В квартале Монпарнас дело обстояло гораздо серьезнее, хотя работать там мне в некоторых отношениях было легче. Должен, к своему стыду, признаться, что с этими бедными итальянцами я ладил гораздо лучше, чем с моими земляками, которые нередко бывали упрямы, угрюмы, всем недовольны, а к тому же требовательны и думали только о себе. Итальянцы же, которые не привезли в чужие края ничего, кроме своих жалких грошей, своего неиссякаемого терпения, веселости и приветливости, были, наоборот, всегда довольны и благодарны и трогательно помогали друг другу. Когда в семью Сальваторе пришел дифтерит, Арканджело Фуско, подметальщик улиц, немедленно бросил работу и превратился в преданную сиделку. Заболели все три девочки, старшая умерла, и в тот же день слегла измученная мать. Только Петруччо, беспомощный идиот, дитя горя, по непостижимой воле божьей остался здоровым. Дифтерит свирепствовал по всему тупику Руссель, где в каждой семье было по нескольку детей. Обе детские больницы были переполнены. Но даже если бы там оказались свободные койки, они были не для детей этих бедных иностранцев. И вот о них заботились Арканджело Фуско и я, а те, на которых у нас не хватало времени (а таких было много!), могли жить или умирать по своему усмотрению.
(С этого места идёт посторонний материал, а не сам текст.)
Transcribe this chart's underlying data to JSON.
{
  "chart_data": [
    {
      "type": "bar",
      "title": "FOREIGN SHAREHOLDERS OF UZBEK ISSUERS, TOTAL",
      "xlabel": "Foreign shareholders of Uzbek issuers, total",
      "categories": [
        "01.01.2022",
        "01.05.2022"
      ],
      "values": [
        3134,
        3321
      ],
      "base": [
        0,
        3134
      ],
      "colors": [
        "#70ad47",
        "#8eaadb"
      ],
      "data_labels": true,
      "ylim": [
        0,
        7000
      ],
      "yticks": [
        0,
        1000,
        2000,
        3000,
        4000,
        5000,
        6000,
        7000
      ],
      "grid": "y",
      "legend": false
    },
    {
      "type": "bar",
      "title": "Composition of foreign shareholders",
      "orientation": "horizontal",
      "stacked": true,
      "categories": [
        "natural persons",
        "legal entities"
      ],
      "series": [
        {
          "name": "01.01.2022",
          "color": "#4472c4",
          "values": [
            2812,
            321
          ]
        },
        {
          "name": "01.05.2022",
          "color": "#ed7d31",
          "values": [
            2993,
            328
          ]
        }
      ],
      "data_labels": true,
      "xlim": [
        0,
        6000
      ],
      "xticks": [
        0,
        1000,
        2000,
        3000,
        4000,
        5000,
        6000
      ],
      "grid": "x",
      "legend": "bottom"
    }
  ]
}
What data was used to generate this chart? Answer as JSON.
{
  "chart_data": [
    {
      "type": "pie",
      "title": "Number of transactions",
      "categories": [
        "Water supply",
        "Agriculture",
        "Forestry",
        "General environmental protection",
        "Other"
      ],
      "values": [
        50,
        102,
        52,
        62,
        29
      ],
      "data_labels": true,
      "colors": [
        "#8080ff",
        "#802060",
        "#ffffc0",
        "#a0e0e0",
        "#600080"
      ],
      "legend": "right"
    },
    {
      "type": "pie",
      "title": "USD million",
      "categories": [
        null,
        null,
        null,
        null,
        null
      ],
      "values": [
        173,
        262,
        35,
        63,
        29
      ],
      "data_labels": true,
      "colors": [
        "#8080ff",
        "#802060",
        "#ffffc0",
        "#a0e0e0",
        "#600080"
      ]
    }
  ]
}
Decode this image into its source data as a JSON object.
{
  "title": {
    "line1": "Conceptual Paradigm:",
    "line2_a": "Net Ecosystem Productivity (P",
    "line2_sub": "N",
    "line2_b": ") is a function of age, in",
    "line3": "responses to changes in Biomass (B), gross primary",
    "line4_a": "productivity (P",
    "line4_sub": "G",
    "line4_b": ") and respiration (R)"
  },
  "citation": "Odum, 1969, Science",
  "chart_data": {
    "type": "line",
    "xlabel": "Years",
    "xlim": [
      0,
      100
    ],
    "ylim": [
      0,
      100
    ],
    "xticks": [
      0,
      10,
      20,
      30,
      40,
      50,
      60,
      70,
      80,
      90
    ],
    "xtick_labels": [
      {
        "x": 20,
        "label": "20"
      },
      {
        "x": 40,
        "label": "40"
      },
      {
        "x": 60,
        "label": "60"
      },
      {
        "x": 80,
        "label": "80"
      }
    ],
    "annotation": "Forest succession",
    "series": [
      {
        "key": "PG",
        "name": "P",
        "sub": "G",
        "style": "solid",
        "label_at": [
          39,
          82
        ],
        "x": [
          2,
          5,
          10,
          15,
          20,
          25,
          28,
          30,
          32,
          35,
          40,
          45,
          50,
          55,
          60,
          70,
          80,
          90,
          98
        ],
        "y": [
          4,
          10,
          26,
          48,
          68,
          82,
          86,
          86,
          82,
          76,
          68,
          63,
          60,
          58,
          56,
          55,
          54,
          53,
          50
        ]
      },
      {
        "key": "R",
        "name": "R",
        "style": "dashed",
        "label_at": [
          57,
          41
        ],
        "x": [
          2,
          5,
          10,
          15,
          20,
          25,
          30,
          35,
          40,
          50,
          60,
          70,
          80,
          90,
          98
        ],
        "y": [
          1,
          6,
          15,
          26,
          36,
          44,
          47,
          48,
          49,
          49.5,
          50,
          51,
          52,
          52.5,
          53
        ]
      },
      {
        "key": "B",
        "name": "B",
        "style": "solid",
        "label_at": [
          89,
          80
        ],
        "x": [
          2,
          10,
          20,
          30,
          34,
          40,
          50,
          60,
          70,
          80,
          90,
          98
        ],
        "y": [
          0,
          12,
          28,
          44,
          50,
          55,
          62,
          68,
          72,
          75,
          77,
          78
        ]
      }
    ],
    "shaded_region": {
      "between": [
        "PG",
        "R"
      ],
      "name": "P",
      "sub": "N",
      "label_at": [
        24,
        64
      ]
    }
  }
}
Врач, которому довелось в одиночку бороться со вспышкой дифтерита среди бедняков, без дезинфицирующих средств для себя и других, не может без ужаса вспоминать об этом испытании, каким бы закаленным он ни был! Я часами смазывал и выскребывал горло одному ребенку за другим, потому что в те дни другого лечения не было. А потом наступала минута, когда уже не удавалось снимать смертоносные пленки, закупоривающие дыхательное горло, когда ребенок синел от удушья и должен был вот-вот умереть, и спасти его могла только немедленная трахеотомия. Неужели я должен немедленно оперировать, даже не на столе, а на этой низкой кровати или на коленях матери, при свете жалкой керосиновой лампы, и не имея другого ассистента, кроме подметальщика улиц? Нельзя ли отложить до утра и попытаться позвать лучшего хирурга, чем я? Имею я право отложить? Хватит у меня духу отложить? Увы, я откладывал до утра, а тогда бывало уже поздно, и ребенок умирал у меня на глазах. Но я и оперировал немедленно, без сомнения, спасая жизнь ребенка, и я оперировал немедленно и видел, как ребенок умирал у меня под ножом. В одном отношении мне было даже тяжелее, чем многим другим врачам, попадавшим в такое же отчаянное положение: я сам смертельно боялся дифтерита и не мог преодолеть этот страх. Но Арканджело Фуско не боялся. Он понимал опасности не хуже меня и сам видел, как заразна эта болезнь, но он не думал о себе, он думал только о других. Когда все осталось позади, я снискал много похвал — даже от благотворительных учреждений, но никто не сказал ни слова Арканджело Фуско, который продал свой праздничный костюм, чтобы заплатить гробовщику, забравшему труп маленькой девочки.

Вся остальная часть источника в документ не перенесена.